Parents, grandparents, and older siblings can use story time to help babies learn about the world and develop language skills, and to strengthen family bonds. And of course reading to a baby from a young age is incredibly important in laying the foundation for the child’s own future reading skills. As a new parent, I hear all the time about how wonderful reading is for a baby's development. I've enjoyed reading to my daughter since she was born, so I was excited when her dad, who is a special education teacher, had the chance to take a course in childhood literacy. We've tried to incorporate some of the techniques he learned into our habits at home. The background on how children learn is fascinating, and I thought I'd share some of it.

One of the goals of reading to a baby is to develop “print awareness”. Print awareness starts before children even understand that words on a page mean anything. Repeated association of printed text with sounds and words builds to the eventual understanding that letters contains meaning. This is the very basis of literacy in early childhood, and it is one of the reasons reading with babies is so beneficial.

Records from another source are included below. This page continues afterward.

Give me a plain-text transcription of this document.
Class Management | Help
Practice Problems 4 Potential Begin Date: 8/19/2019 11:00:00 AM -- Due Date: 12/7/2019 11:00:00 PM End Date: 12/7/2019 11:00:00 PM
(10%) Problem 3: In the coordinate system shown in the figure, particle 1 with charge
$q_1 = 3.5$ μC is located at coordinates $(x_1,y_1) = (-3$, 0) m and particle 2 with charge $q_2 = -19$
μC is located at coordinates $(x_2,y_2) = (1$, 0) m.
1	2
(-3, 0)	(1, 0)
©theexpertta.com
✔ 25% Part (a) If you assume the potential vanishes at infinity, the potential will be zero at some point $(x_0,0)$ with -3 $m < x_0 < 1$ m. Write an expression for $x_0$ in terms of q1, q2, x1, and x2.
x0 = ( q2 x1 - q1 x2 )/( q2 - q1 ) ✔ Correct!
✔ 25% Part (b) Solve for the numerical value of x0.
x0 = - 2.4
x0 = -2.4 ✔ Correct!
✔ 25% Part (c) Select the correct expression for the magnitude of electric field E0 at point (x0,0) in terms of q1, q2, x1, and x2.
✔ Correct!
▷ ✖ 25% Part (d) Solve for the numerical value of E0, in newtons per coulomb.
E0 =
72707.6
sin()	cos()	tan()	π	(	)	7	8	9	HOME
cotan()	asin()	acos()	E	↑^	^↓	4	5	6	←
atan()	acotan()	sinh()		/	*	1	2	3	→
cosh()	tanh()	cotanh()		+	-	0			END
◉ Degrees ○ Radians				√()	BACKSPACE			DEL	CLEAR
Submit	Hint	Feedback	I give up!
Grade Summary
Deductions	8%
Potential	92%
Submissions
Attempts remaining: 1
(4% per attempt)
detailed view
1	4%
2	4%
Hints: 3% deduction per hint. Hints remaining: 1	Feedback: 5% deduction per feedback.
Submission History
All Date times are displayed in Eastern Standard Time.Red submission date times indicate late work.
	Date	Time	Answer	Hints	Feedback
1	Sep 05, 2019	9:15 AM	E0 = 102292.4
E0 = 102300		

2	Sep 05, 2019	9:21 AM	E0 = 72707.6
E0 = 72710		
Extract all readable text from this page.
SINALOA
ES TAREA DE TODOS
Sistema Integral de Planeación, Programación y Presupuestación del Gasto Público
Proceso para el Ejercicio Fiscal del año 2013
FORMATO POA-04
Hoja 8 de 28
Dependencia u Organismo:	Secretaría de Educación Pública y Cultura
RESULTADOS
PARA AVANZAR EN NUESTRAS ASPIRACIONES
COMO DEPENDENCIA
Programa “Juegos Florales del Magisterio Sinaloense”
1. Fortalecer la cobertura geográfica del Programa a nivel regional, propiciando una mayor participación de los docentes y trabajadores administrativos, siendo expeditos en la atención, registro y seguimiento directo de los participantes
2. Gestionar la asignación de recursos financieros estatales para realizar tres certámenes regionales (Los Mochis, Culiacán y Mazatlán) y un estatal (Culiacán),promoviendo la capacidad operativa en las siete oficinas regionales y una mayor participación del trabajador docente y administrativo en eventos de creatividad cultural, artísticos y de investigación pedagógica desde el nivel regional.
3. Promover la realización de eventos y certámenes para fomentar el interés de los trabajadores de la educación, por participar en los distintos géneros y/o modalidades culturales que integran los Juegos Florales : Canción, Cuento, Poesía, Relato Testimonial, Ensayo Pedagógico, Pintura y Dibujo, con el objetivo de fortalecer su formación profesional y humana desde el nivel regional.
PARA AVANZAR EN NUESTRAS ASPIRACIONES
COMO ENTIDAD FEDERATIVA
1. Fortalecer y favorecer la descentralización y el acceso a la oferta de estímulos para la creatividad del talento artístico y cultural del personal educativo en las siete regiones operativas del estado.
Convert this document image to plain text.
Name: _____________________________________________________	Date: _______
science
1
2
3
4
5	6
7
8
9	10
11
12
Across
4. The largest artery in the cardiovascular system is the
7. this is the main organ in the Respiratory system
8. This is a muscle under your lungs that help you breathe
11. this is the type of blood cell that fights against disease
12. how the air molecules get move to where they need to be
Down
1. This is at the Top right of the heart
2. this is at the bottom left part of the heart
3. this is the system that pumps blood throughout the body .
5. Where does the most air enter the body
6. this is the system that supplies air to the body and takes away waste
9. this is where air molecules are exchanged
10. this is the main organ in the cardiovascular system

So here are some ways to help your child develop print awareness and make the most of story time. Some may be new, and some you may do already. All of them enrich your baby's experience with books and build the foundation for future literacy skills.

For Babies:    

Let baby help turn the pages.  One of the very first lessons a baby learns is that we generally read in one direction. Of course babies will flip pages back and forth and hold books upside down, and it is wonderful for them to explore in their own way. As they become more experienced, they will learn that, in English, we read books from left to right, top to bottom, and of course right-side up.

Change voices for different characters. By differentiating between voices, you introduce the concept of conversation in print. It also makes the story more entertaining for the baby! The child will eventually learn that quotation marks and paragraph spacing represents dialog.

Talk about the pictures on the page. This of course is a chance to interact more with your baby while you read. It also introduces the idea that the words on the page are related to the images, and that people can use written words to describe things they see.

For Toddlers:   

Begin to draw attention to the text on the page by pointing to it. Eventually a baby will be able to tell the difference between pictures and letters in a book. By tracking, or pointing to the words as you read them, you teach the child that you’re not just telling a story about the pictures you see; you are reading the words themselves.

Ask the child to find familiar letters on the page. O is a good one to start with because it has an easily recognizable shape that’s the same in upper- and lower-case. As they begin to learn the alphabet, it’s important that children learn that we use the letters to form words. Picking out letters within words is a great way to introduce the concept.

Look for colors on the page and talk about them. Incorporating any new skill the child is learning into story time reinforces what they’ve learned in other contexts. It also makes the story more exciting; if you’ve just been outside looking at the green grass, and then read about it in a book, the child learns, yet again, that books are a printed representation of the physical world around them.

Talk about the story after you’ve finished reading. Having a conversation summarizing what happened helps the child internalize the story and develop critical thinking skills. Ask age-appropriate questions related to the story, answering them yourself if the child isn’t able to.

These common-sense approaches really do make a difference. Simply by spending time with your children, talking and interacting with books, you're helping them learn fundamental literacy skills. So have fun, and happy reading!